Dive Brief:
- The Western Power Pool on Wednesday asked federal regulators to approve a regional resource adequacy program with initial support from 26 utilities and other entities, including Arizona Public Service, Basin Electric Power Cooperative and PacifiCorp.
- Participants in the Western Resource Adequacy Program will be required to show they have the power supplies to meet their peak load plus a share of the program’s reserve margin, according to the WPP's application at the Federal Energy Regulatory Commission. The voluntary program also includes a real-time component to be used during critical conditions.
- “The WRAP is a planning and compliance framework that seeks to take advantage of and maximize regional diversity in resources and load to enhance reliability for all customers across the WRAP footprint,” the WPP said in the filing.
Dive Insight:
The proposed WRAP, which the Southwest Power Pool would operate, marks another step towards increased integration in the West, a balkanized region of power providers without a formal grid operator outside of California.
The program’s binding obligations would start in 2025, but participants could delay being bound by its requirements for up to three years, according to the proposal.
The proposal is the first regional resource adequacy construct to be developed outside of a FERC-approved regional transmission organization or an independent system operator, the WPP said.
The West is moving away from thermal power plants and toward intermittent wind and solar, while more frequent extreme weather and drought are stressing the grid, according to the WPP.
The WRAP is designed to take advantage of regional diversity to help address capacity needs. It includes 26 entities, such as the Bonneville Power Administration, which have a 72,000 MW summertime peak load across 10 states and one Canadian province, according to the filing.
“We can better ensure reliability by working together, and we avoid the risks and inefficiency of continuing to do it individually,” Rebecca Sexton, WPP director of reliability programs, said in a statement Wednesday.
In addition to spreading the reserve margin — a level of excess capacity above the expected peak load — across WRAP participants, the proposed program would provide a real-time operations element through which participants with excess capacity, based on near-term conditions, would be asked to hold back capacity during critical periods to support participants without enough power supplies to serve their load, the WPP said.
WRAP participants that don’t meet the program’s binding aspects would be hit with penalties.
The WPP started a nonbinding phase of the WRAP for the upcoming winter season, with a goal of moving to a binding phase in the summer of 2025 for those not opting for the more gradual transmission.

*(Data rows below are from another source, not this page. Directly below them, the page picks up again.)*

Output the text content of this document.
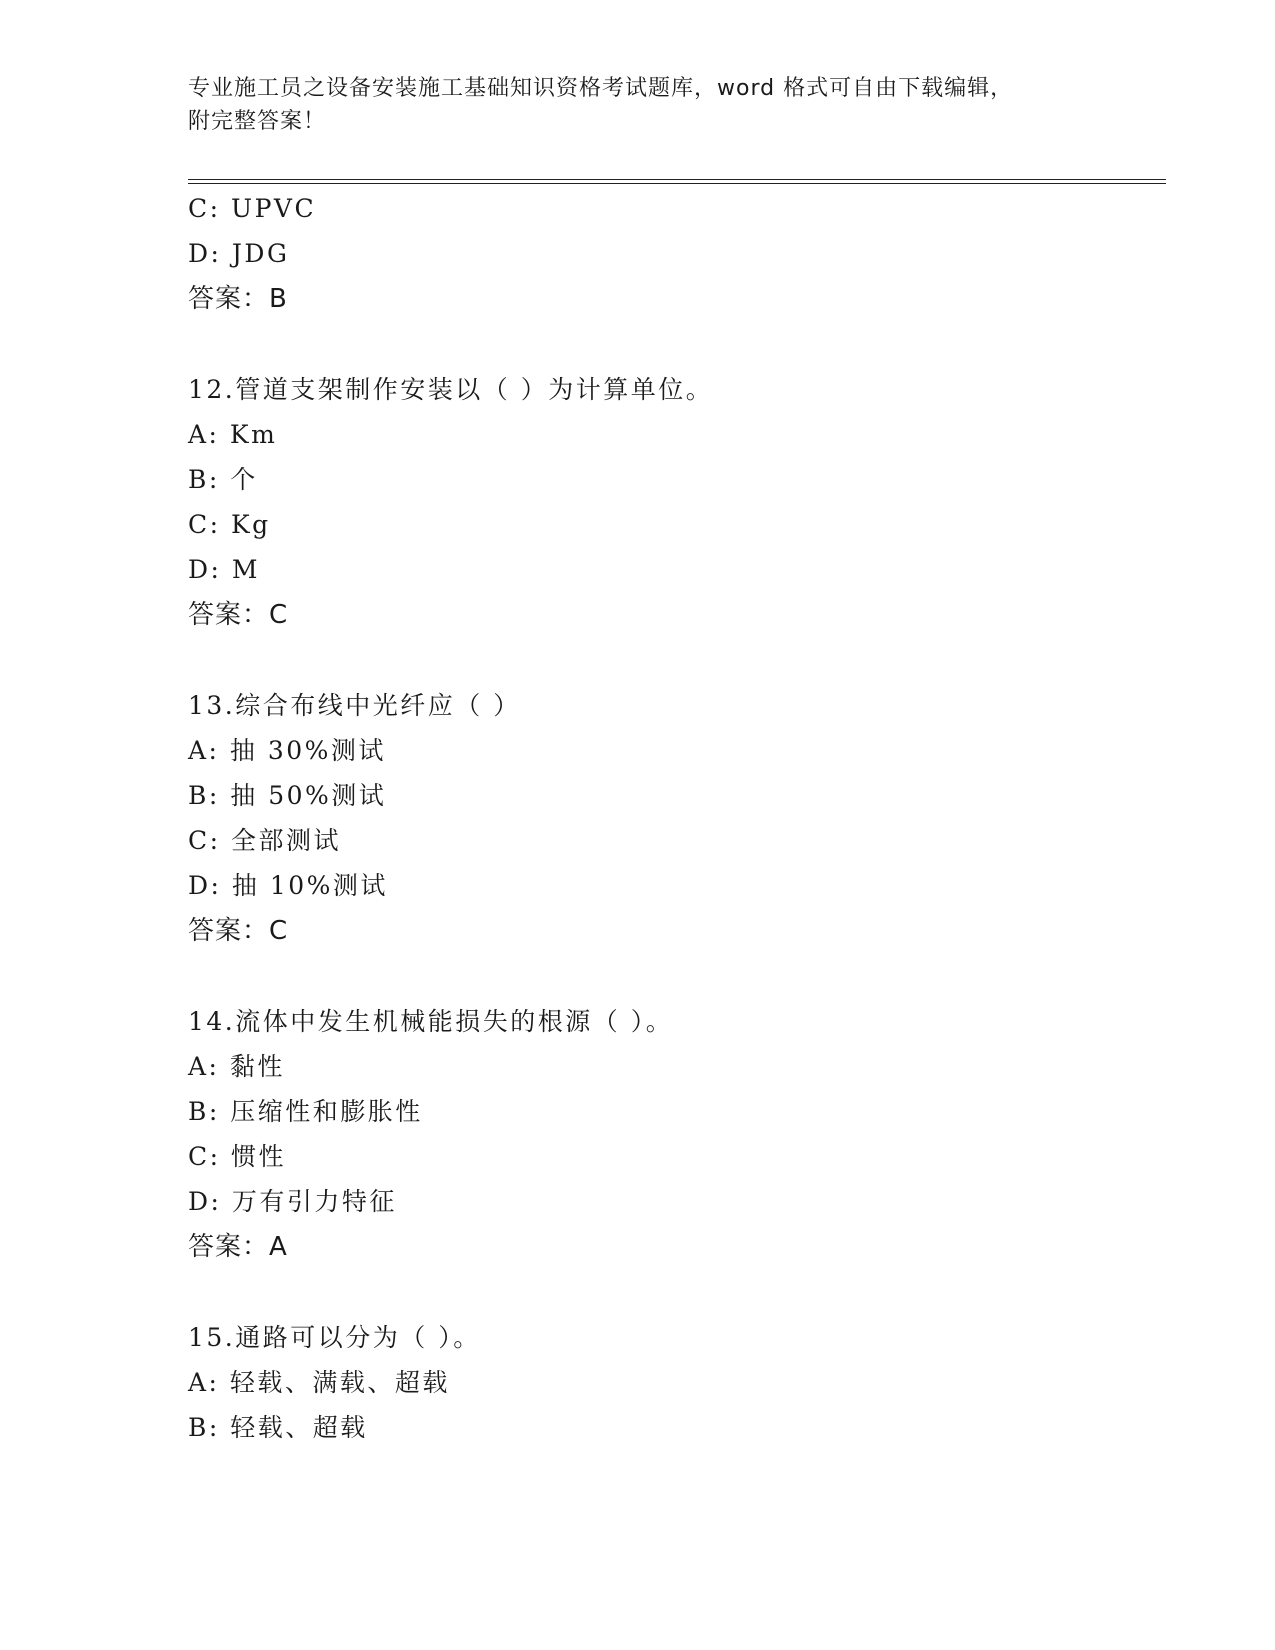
专业施工员之设备安装施工基础知识资格考试题库，word 格式可自由下载编辑，
附完整答案！
C: UPVC
D: JDG
答案：B
12.管道支架制作安装以（ ）为计算单位。
A: Km
B: 个
C: Kg
D: M
答案：C
13.综合布线中光纤应（ ）
A: 抽 30%测试
B: 抽 50%测试
C: 全部测试
D: 抽 10%测试
答案：C
14.流体中发生机械能损失的根源（ ）。
A: 黏性
B: 压缩性和膨胀性
C: 惯性
D: 万有引力特征
答案：A
15.通路可以分为（ ）。
A: 轻载、满载、超载
B: 轻载、超载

Under the transition plan, the WRAP will not be fully binding on all participants until 2028, the WPP said.
Some capacity sharing will be available to nonbound participants during the transition phase to help them satisfy their load serving needs, further improving regional reliability, according to the WPP.
“During the non-binding phase of the WRAP, the region will receive the first ever regional resource adequacy metrics, enabling Participants and regulators to begin making more informed decisions about the regions needs and adequacy future,” the WPP said.
If FERC approves the WRAP, the WPP will transition to a fully independent board of directors, according to the power pool. The planned governance system would have a “robust, diverse, and inclusive” stakeholder process with a strong role for state authorities to be involved in WRAP design and tariff changes, the WPP said.
The WPP asked FERC to approve the proposal by Dec. 12 so it could take effect on Jan. 1.
The WPP expects to confirm commitments from potential participants for the program’s next phase by mid-December.
The current participants are: Arizona Public Service; Avangrid; Avista; Basin Electric; Black Hills Energy; BPA; Calpine; Chelan County Public Utility District; Clatskanie PUD; Douglas County PUD; Eugene Water & Electric Board; Grant PUD; Idaho Power; Northwestern Energy; NV Energy; PacifiCorp; Portland General Electric; Powerex; Puget Sound Energy; Salt River Project; Seattle City Light; Shell Energy; Snohomish County PUD; Tacoma Power; The Energy Authority; and, Turlock Irrigation District.